I would appreciate help to achieve the following workflow:

 

1) I have 2 tables, with different row content but same column structure. I need to compare these tables and identify which rows are different. For instance, the tables will have 90% of same rows, but I need to know which rows are exclusive in each table.

 

2) The step 1 above is to a content check. After that, I need to combine the 2 tables in just 1 table, if possible creating a new column that identify the table of origin (if the register exists in table 1, table 2, or both tables). I tried the ‘concatenate’ node but it joins all rows of both tables, duplicating the content in an undesirable way.

 

Many thanks in advance,

Cadu

Hi Cadu, 

Have a look at the node decriptioni for the Joiner node.  This should do what you need.  Also worth being aware of is the reference row filter.

Regards,

Aaron

Hi Aaron,

 

Thanks for answer.

 

I tried many ways the 'joiner' node but I couldn't achieve success. I would appreciate further discussion.

 

I have two tables, being that they have duplicated two rows (title A, title B) and each table have different rows (title C in TABLE 1 / title D in TABLE 2)

 

TABLE 1

title      author

title A  author A

title B  author B

title C  author C

 

TABLE 2

title      author

title A  author A

title B  author B

title D  author D

 

Outputs I am expecting from Knime (workflow attached):

 

1) Find Duplicates:

title A  author A

title B  author B

 

2) Find Differences:

title C  author C

title D  author D

 

3) Combination of Tables:

title A  author A

title B  author B

title C  author C

title D  author D

 

The first problem I found using the ‘joiner’ node is that the columns are duplicated, but I need them as showed in (3) above.

 

Title                 Author             Title (#1)         Author (#1)

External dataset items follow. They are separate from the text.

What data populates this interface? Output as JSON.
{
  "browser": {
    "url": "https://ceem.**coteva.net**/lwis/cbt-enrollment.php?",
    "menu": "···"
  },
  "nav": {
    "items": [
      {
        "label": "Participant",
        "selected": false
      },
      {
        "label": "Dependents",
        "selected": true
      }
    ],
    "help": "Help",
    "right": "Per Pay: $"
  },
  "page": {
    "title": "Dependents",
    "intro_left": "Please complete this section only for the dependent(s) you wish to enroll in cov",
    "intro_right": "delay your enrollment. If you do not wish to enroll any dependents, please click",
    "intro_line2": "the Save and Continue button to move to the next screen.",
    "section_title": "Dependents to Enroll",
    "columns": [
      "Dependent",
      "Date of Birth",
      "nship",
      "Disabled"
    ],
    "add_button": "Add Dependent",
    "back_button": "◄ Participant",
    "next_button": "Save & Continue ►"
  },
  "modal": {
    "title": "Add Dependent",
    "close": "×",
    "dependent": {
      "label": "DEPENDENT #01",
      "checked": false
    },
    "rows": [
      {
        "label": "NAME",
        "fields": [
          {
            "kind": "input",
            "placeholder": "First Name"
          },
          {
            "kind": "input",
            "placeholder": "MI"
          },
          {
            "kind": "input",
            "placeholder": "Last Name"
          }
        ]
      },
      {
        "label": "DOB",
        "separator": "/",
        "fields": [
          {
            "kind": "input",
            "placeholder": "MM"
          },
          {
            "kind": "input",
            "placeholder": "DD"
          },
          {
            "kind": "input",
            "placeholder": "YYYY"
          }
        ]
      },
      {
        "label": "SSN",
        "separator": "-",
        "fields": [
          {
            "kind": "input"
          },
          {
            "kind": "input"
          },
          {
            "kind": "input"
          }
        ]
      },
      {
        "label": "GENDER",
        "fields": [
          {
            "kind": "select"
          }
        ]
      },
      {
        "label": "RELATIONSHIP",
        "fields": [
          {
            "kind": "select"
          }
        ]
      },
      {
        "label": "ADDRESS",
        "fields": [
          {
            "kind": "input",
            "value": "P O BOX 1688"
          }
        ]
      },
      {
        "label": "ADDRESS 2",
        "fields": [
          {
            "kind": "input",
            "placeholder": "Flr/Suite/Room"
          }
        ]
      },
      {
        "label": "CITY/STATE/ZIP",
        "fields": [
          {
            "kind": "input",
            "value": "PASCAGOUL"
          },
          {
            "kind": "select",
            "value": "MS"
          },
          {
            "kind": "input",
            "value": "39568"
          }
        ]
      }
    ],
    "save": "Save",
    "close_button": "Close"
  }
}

title A              author A         title A              author A

title B              author B          title B              author B

title C              author C          ?                      ?

?                      ?                      title D              author D

 

Many thanks,

Cadu

I am not 100% sure you want this, but here is a sample workflow. It shows how to do this with the title as distinguising feature and also when you want to use both title and author.

Hi Gabor,

 

Many thanks. Your workflow fit totally my need! Concatenate and GroupBy were the missing nodes for me.

 

Based on your workflow I did another one, but instead of using 'create collection column' I used 'rule engine' to create a column in each table which refers to 'source1' or 'source2'. By using 'GroupBy' and aggreagating the new column as 'unique concatenate' I could identify in same table what is unique, intersect, also obtaing the combination of the two tables.

 

This workflow follows attached.

 

Best,

Cadu

Thanks help me a lot!